Blanchard: Right. He said: “Jazz means: I dare you!”
Galloway: How did you approach this idea musically?
Blanchard: By letting my heart speak and not trying to steer it in a certain direction.
Galloway: I remember “The Elders” being the last track on side 1 of Weather Report’s Mr. Gone album and it was very ethereal. What did you hear in it?
Blanchard: My pianist Fabian Almazan wanted to do that and When It Was Now, things from Wayne’s later career. We love playing them live because they go somewhere different every night.
That was the beauty of making this record. Before the session we went to Wayne’s house and hung out with him. Well, I’ve been there before. But some of the guys in the band, as well as members of the Turtle Island String Quartet, didn’t have that. One of those things about Wayne is that once you meet Wayne you understand why his music sounds the way it sounds. It’s like meeting (Thelonious) Monk. Sometimes you can feel completely inadequate in your understanding of a great one. “Why can’t I write like that?” But as soon as you meet her, you’re like, “Oh, that’s why.” What you really want to make her feel is, “What is that, for me, a criterion that allows me to be different?”
So this record wasn’t just about playing his tunes. With Wayne, he wants to know what you have to say. You have to make a statement.
Galloway: Do you remember the first time you heard Wayne’s music?

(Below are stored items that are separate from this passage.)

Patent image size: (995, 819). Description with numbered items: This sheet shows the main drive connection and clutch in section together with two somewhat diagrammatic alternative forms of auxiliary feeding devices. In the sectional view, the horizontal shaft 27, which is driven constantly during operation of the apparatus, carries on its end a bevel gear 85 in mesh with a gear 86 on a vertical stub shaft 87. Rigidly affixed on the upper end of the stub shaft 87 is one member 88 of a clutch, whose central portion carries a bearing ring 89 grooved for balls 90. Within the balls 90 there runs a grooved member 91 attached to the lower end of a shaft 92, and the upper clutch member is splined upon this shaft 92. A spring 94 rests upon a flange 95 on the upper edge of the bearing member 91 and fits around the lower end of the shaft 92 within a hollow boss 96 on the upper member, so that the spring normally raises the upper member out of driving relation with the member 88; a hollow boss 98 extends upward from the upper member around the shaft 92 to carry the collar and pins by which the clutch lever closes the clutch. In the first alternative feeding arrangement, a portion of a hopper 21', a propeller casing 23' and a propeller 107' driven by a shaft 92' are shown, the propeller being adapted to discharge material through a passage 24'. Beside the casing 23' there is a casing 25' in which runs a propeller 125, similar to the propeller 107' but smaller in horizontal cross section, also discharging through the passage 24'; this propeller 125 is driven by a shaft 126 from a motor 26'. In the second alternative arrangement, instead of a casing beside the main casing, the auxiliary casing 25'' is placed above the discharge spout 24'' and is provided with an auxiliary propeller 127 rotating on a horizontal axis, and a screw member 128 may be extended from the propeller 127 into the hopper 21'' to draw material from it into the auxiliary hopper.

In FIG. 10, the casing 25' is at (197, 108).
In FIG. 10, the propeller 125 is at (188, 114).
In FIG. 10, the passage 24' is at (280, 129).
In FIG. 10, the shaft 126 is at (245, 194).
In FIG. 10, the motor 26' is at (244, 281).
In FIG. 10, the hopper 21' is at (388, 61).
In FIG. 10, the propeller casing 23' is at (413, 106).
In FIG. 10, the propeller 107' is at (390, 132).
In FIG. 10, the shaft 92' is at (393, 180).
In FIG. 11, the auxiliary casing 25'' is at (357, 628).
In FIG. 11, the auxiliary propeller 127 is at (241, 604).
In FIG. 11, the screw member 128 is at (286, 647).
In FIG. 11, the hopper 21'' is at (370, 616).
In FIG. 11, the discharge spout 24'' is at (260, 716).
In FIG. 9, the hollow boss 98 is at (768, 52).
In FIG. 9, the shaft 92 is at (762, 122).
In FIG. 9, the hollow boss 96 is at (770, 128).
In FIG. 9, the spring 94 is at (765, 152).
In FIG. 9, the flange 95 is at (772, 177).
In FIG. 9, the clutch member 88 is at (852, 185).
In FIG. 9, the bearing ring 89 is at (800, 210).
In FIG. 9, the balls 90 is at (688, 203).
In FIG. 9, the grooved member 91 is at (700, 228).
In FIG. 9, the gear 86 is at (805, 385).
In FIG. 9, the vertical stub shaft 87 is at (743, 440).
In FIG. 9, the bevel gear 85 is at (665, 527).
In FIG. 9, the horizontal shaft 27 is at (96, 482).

Blanchard: I can’t remember the first Wayne tune I ever heard. But I remember playing one with Art Blakey called Witch Hunt. This melody blew my mind compositionally. Then I got the chance to meet Wayne while I was at an airport in Spain with Art. Art looks up and says “Ay Wayne” (in a perfect raspy voice imitation). Wayne turned and came over. We were shocked like, “Oh shit! What are we doing!?” But he was cool. He chatted with Art for a bit, then went about his business. But then I started working with him at Thelonious Monk Institute of Jazz (now the Herbie Hancock Institute of Jazz) and really got to know him. every time i was around him i was just so inspired. the way he thinks about the world just brings something to your mind. wayne shorter is probably the purest of souls he is I have ever met on this planet.
Galloway: What qualities are evident in his music that you experience when you meet the man?
Blanchard: The true essence of honesty and purity… He is something else. You should hear Herbie talk about him. Back to my band members who met him, when we left they were all dazed…
And I’m going to share with you one of my experiences with Wayne. One of my daughters and I went over to have lunch or something. He was downstairs in his music room. He has sheet music in front of him. And he writes his opera from memory… with a pen. I sit and look at this like, “OK!”
Galloway: Wow… straight from the head to paper, written with emphasis with a pen.
Galloway: So what can we expect at Tuesday night’s performance?
Blanchard: First of all, I’m blessed to have a very talented band. All future-oriented musicians. Plus The Turtle Island String Quartet. They completely redefine what a string quartet is. I keep saying I’ll take a before and after picture of the audience when I introduce them. Audiences always give me a look beforehand, “Aw, here we go.” After they hear it, I’m like, “Uh-huh… I was trying to tell you!” People freak out about it.